Just asking an employee “How’s it going?” is nice. It’s certainly better than ignoring your employee, or figuring you can see for yourself how it’s going, why bother asking. But it’s a benign case of “garbage in, garbage out.” You’re not going to get much out of that question, most of the time.

In the pursuit of making your employees happy, which will in turn improve your business’s productivity and profits, you definitely want to ask your employees for their thoughts, ideas and comments on what’s going on with their work. To get the most benefit from your questions, follow these two simple steps advocated by Brigadier General John Michel:

“Listen to other peopleʼs ideas, no matter how different they may be from your own:

Thereʼs ample evidence that the most imaginative and valuable ideas tend not to come from the top of an organization, but from within an organization. Be open to others opinions; what you hear may make the difference between merely being good and ultimately becoming great.

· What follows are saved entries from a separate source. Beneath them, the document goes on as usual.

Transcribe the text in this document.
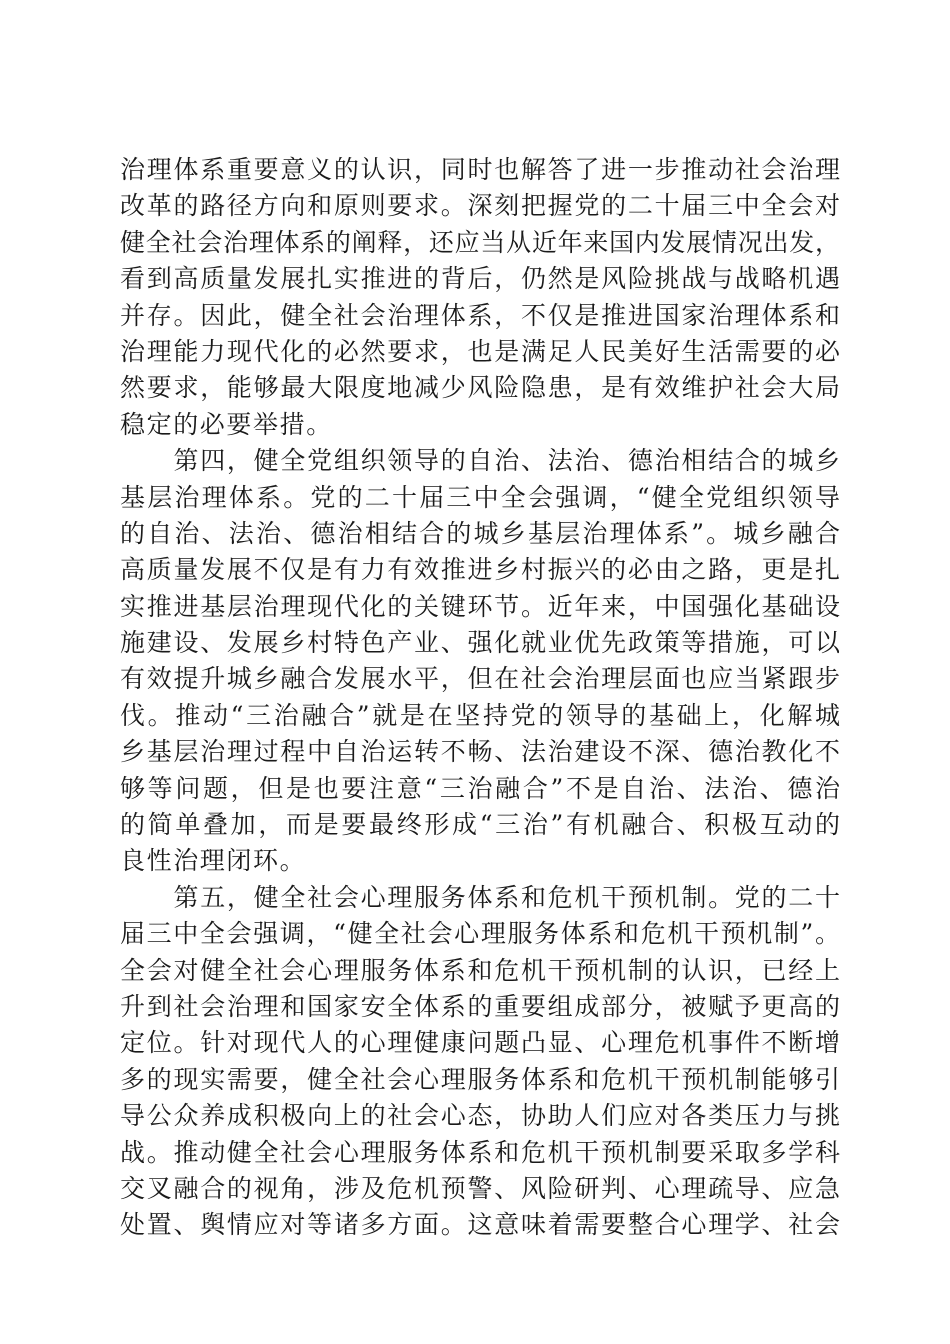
治理体系重要意义的认识，同时也解答了进一步推动社会治理
改革的路径方向和原则要求。深刻把握党的二十届三中全会对
健全社会治理体系的阐释，还应当从近年来国内发展情况出发，
看到高质量发展扎实推进的背后，仍然是风险挑战与战略机遇
并存。因此，健全社会治理体系，不仅是推进国家治理体系和
治理能力现代化的必然要求，也是满足人民美好生活需要的必
然要求，能够最大限度地减少风险隐患，是有效维护社会大局
稳定的必要举措。
　　第四，健全党组织领导的自治、法治、德治相结合的城乡
基层治理体系。党的二十届三中全会强调，“健全党组织领导
的自治、法治、德治相结合的城乡基层治理体系”。城乡融合
高质量发展不仅是有力有效推进乡村振兴的必由之路，更是扎
实推进基层治理现代化的关键环节。近年来，中国强化基础设
施建设、发展乡村特色产业、强化就业优先政策等措施，可以
有效提升城乡融合发展水平，但在社会治理层面也应当紧跟步
伐。推动“三治融合”就是在坚持党的领导的基础上，化解城
乡基层治理过程中自治运转不畅、法治建设不深、德治教化不
够等问题，但是也要注意“三治融合”不是自治、法治、德治
的简单叠加，而是要最终形成“三治”有机融合、积极互动的
良性治理闭环。
　　第五，健全社会心理服务体系和危机干预机制。党的二十
届三中全会强调，“健全社会心理服务体系和危机干预机制”。
全会对健全社会心理服务体系和危机干预机制的认识，已经上
升到社会治理和国家安全体系的重要组成部分，被赋予更高的
定位。针对现代人的心理健康问题凸显、心理危机事件不断增
多的现实需要，健全社会心理服务体系和危机干预机制能够引
导公众养成积极向上的社会心态，协助人们应对各类压力与挑
战。推动健全社会心理服务体系和危机干预机制要采取多学科
交叉融合的视角，涉及危机预警、风险研判、心理疏导、应急
处置、舆情应对等诸多方面。这意味着需要整合心理学、社会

“Ask great questions: The most effective leaders know they donʼt have all the answers. Instead, they constantly welcome and seek out new knowledge and insist on tapping into the curiosity and imaginations of those around them. Take it from Albert Einstein: “I have no special talent,” he claimed. “I am only passionately curious.” Be inquisitive. Help tap othersʼ hidden genius one wise question and courageous conversation at a time.”